There are over 100 beers on tap at Tuatara's. Every week they cycle new ones in and out. And because I'm a sucker for metaphor, this is where I choose to take dates. This was where Ben and I had our first non-date with Celeste, Trick, and Socialist Steve. This is where Jackie and I celebrated Sora's twenty-first birthday. This is where I used to go to write when I lived in Slummerville. I've spent so much time on the barstools at Tuatara's, you'd think I liked beer.
On Sunday nights Tuatara's has a spoken word/jazz show that I used to go to on a regular basis, but recently have been avoiding since the other poetry reading in town pays me to bartend, and one can only take so much poetry before alcoholic consumption becomes less a choice, and more a survival mechanism.
Early this afternoon, I made plans to meet Number One, a stage actor (read: waiter) for drinks. I neglected to take into account that it's poetry night. So as soon as I walk into the bar, I'm greeted by all sorts of people I know, but have no desire to sleep with.
I'm in the middle of explaining why it's been nearly a year since the last time I performed with the jazz trio when my phone, thank Okoawa*, buzzed.
#1: Sorry babe. Too tired to put on pants. Not coming out tonight.
Me: So don't put on pants. I'm just going to end up ripping them off of you later, anyway.
#1: That's very presumptuous of you.
#1: And hot. I'm on my way.
After fifteen minutes of insincere ""Has it really been two years since" you insulted my racial and sexual background because you're insecure in your blackness and masculinity "we talked? Wow. So what have you been" saying behind my back to people who are just going to tell me the next time I see them anyway "doing with yourself?", #1 shows up.

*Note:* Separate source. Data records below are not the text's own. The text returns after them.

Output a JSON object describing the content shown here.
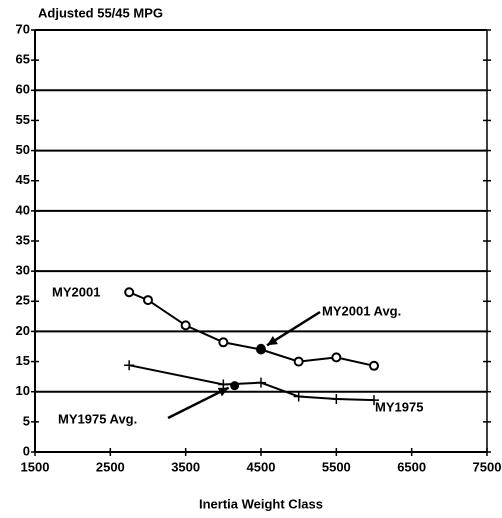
{
  "chart_data": {
    "type": "line",
    "title": "Adjusted 55/45 MPG",
    "xlabel": "Inertia Weight Class",
    "xlim": [
      1500,
      7500
    ],
    "xticks": [
      1500,
      2500,
      3500,
      4500,
      5500,
      6500,
      7500
    ],
    "ylim": [
      0,
      70
    ],
    "yticks": [
      0,
      5,
      10,
      15,
      20,
      25,
      30,
      35,
      40,
      45,
      50,
      55,
      60,
      65,
      70
    ],
    "grid_yticks": [
      10,
      20,
      30,
      40,
      50,
      60,
      70
    ],
    "series": [
      {
        "name": "MY2001",
        "marker": "circle",
        "color": "#000000",
        "x": [
          2750,
          3000,
          3500,
          4000,
          4500,
          5000,
          5500,
          6000
        ],
        "values": [
          26.5,
          25.2,
          21,
          18.2,
          17,
          15,
          15.7,
          14.3
        ]
      },
      {
        "name": "MY1975",
        "marker": "plus",
        "color": "#000000",
        "x": [
          2750,
          4000,
          4500,
          5000,
          5500,
          6000
        ],
        "values": [
          14.4,
          11.2,
          11.5,
          9.2,
          8.8,
          8.6
        ]
      }
    ],
    "averages": [
      {
        "label": "MY2001 Avg.",
        "x": 4500,
        "value": 17.2
      },
      {
        "label": "MY1975 Avg.",
        "x": 4150,
        "value": 11
      }
    ]
  }
}
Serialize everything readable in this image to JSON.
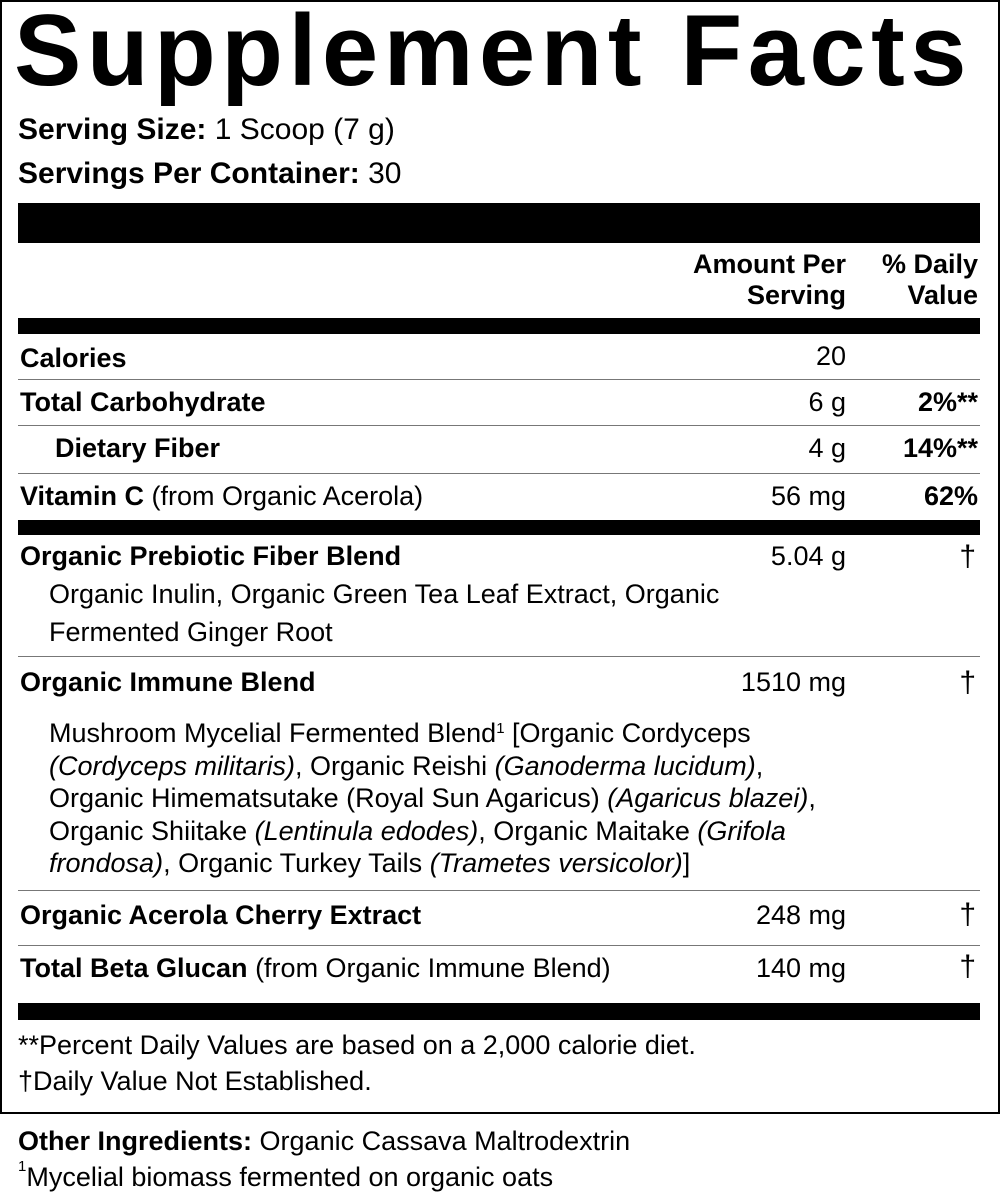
{
  "title": "Supplement Facts",
  "serving": {
    "size_label": "Serving Size:",
    "size_value": "1 Scoop (7 g)",
    "per_container_label": "Servings Per Container:",
    "per_container_value": "30"
  },
  "headers": {
    "amount_line1": "Amount Per",
    "amount_line2": "Serving",
    "dv_line1": "% Daily",
    "dv_line2": "Value"
  },
  "rows": [
    {
      "name": "Calories",
      "amount": "20",
      "dv": ""
    },
    {
      "name": "Total Carbohydrate",
      "amount": "6 g",
      "dv": "2%**"
    },
    {
      "name": "Dietary Fiber",
      "amount": "4 g",
      "dv": "14%**"
    },
    {
      "name": "Vitamin C",
      "note": "(from Organic Acerola)",
      "amount": "56 mg",
      "dv": "62%"
    },
    {
      "name": "Organic Prebiotic Fiber Blend",
      "amount": "5.04 g",
      "dv": "†",
      "ingredients_line1": "Organic Inulin, Organic Green Tea Leaf Extract, Organic",
      "ingredients_line2": "Fermented Ginger Root"
    },
    {
      "name": "Organic Immune Blend",
      "amount": "1510 mg",
      "dv": "†",
      "ingredients": {
        "p1": "Mushroom Mycelial Fermented Blend",
        "sup": "1",
        "p2": " [Organic Cordyceps",
        "i1": "(Cordyceps militaris)",
        "p3": ", Organic Reishi ",
        "i2": "(Ganoderma lucidum)",
        "p4": ",",
        "p5": "Organic Himematsutake (Royal Sun Agaricus) ",
        "i3": "(Agaricus blazei)",
        "p6": ",",
        "p7": "Organic Shiitake ",
        "i4": "(Lentinula edodes)",
        "p8": ", Organic Maitake ",
        "i5": "(Grifola",
        "i6": "frondosa)",
        "p9": ", Organic Turkey Tails ",
        "i7": "(Trametes versicolor)",
        "p10": "]"
      }
    },
    {
      "name": "Organic Acerola Cherry Extract",
      "amount": "248 mg",
      "dv": "†"
    },
    {
      "name": "Total Beta Glucan",
      "note": "(from Organic Immune Blend)",
      "amount": "140 mg",
      "dv": "†"
    }
  ],
  "footnotes": {
    "dv_basis": "**Percent Daily Values are based on a 2,000 calorie diet.",
    "dagger": "†",
    "not_established": "Daily Value Not Established."
  },
  "other": {
    "label": "Other Ingredients:",
    "value": "Organic Cassava Maltrodextrin",
    "footnote_mark": "1",
    "footnote_text": "Mycelial biomass fermented on organic oats"
  }
}
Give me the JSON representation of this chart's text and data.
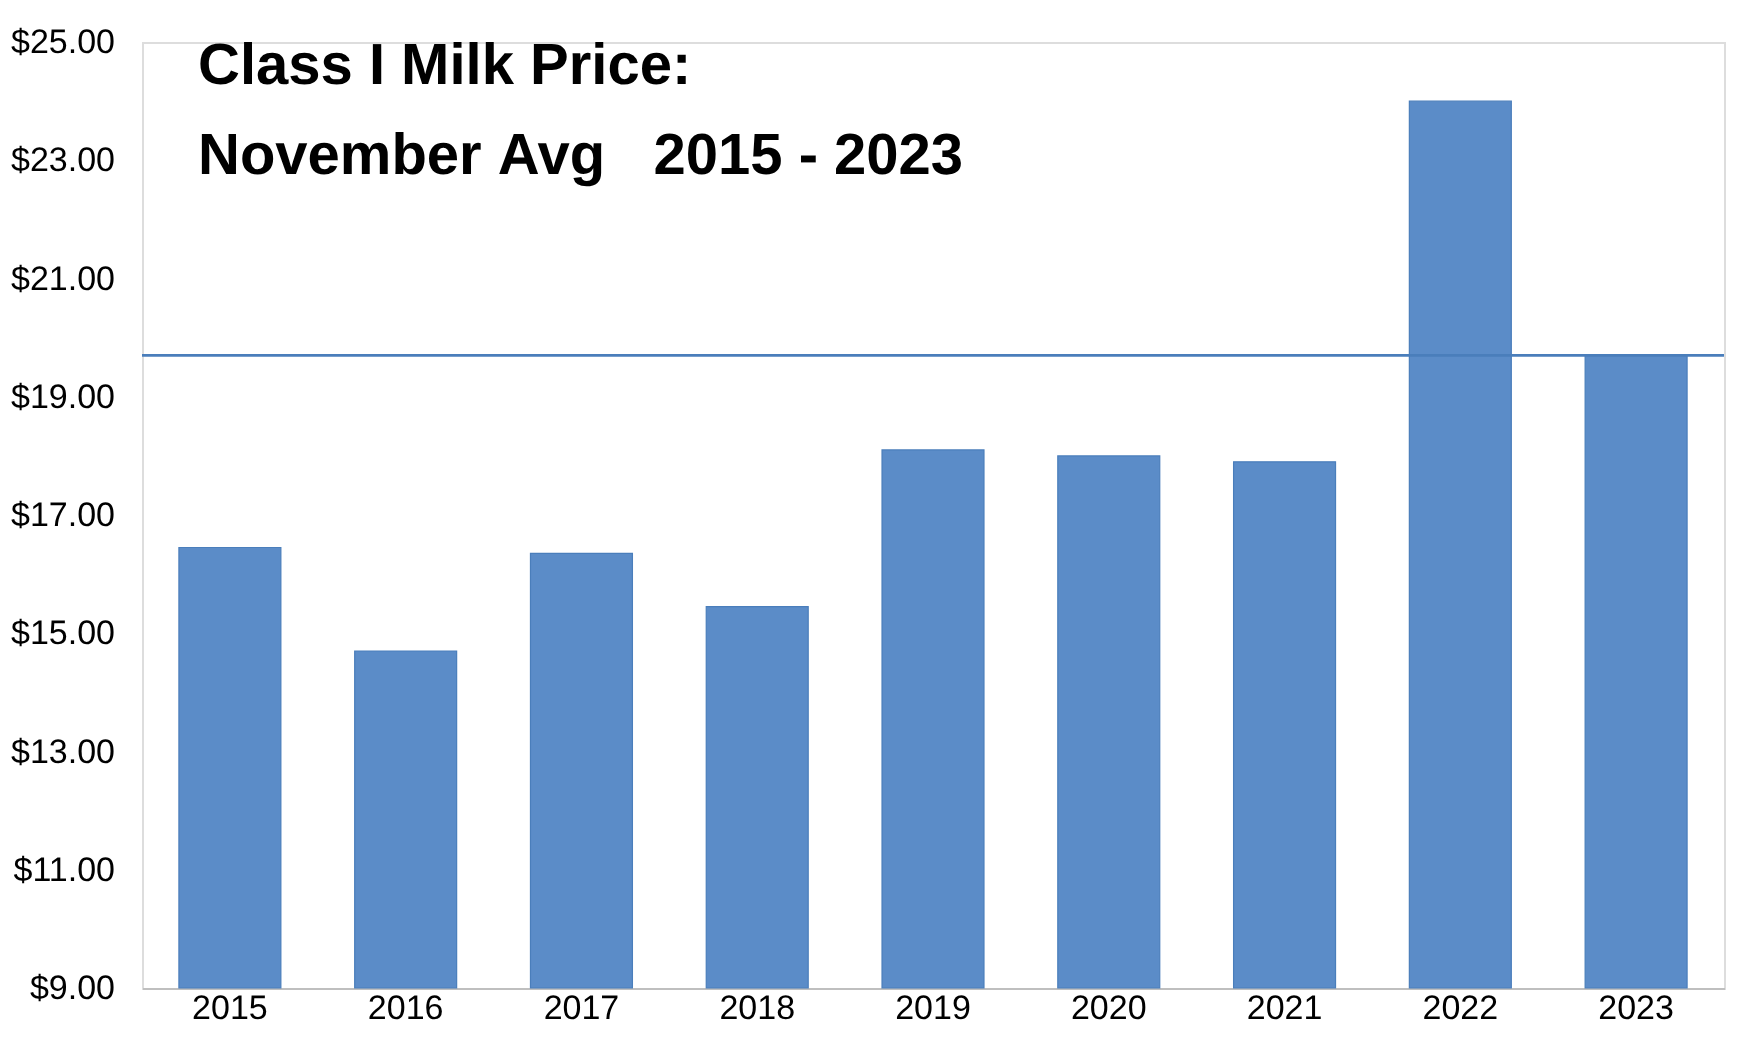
{
  "chart_data": {
    "type": "bar",
    "title": "Class I Milk Price:\nNovember Avg   2015 - 2023",
    "categories": [
      "2015",
      "2016",
      "2017",
      "2018",
      "2019",
      "2020",
      "2021",
      "2022",
      "2023"
    ],
    "values": [
      16.45,
      14.7,
      16.35,
      15.45,
      18.1,
      18.0,
      17.9,
      24.0,
      19.7
    ],
    "color": "#5b8cc8",
    "ylim": [
      9,
      25
    ],
    "yticks": [
      {
        "value": 9,
        "label": "$9.00"
      },
      {
        "value": 11,
        "label": "$11.00"
      },
      {
        "value": 13,
        "label": "$13.00"
      },
      {
        "value": 15,
        "label": "$15.00"
      },
      {
        "value": 17,
        "label": "$17.00"
      },
      {
        "value": 19,
        "label": "$19.00"
      },
      {
        "value": 21,
        "label": "$21.00"
      },
      {
        "value": 23,
        "label": "$23.00"
      },
      {
        "value": 25,
        "label": "$25.00"
      }
    ],
    "ref_lines": [
      {
        "axis": "y",
        "value": 19.7,
        "color": "#4a7ebb"
      }
    ],
    "grid": false
  }
}
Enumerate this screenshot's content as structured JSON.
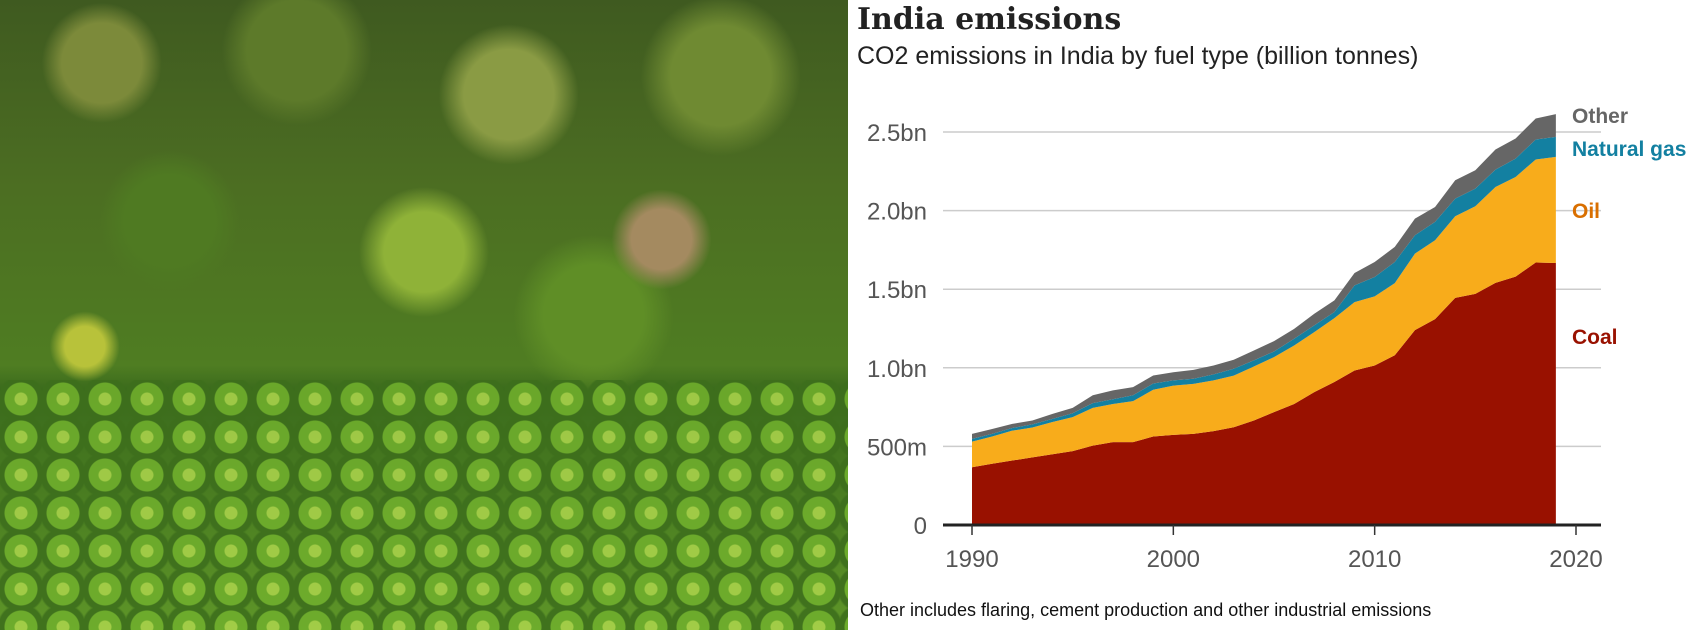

"I am ready to get my drink on!"
One hundred different beers on tap leads to both of us drinking a series of escalatingly alcoholic mixed drinks. Which is not, in any way shape or poor form, gay. Escalating alcohol leads to flirtation. Escalating flirtation leads to us heading back to his house. Which, of course, leads to pants flung on the floor, and "You know I usually don't put out this easily."
And then we do.
"So how usually do you not put out that easily?" I ask.
"A lady never tells." And I look around the room of his better than mine apartment. Lots of playbills and posters, a keyboard, and a surprising number of dresses for a...did I just sleep with a drag queen?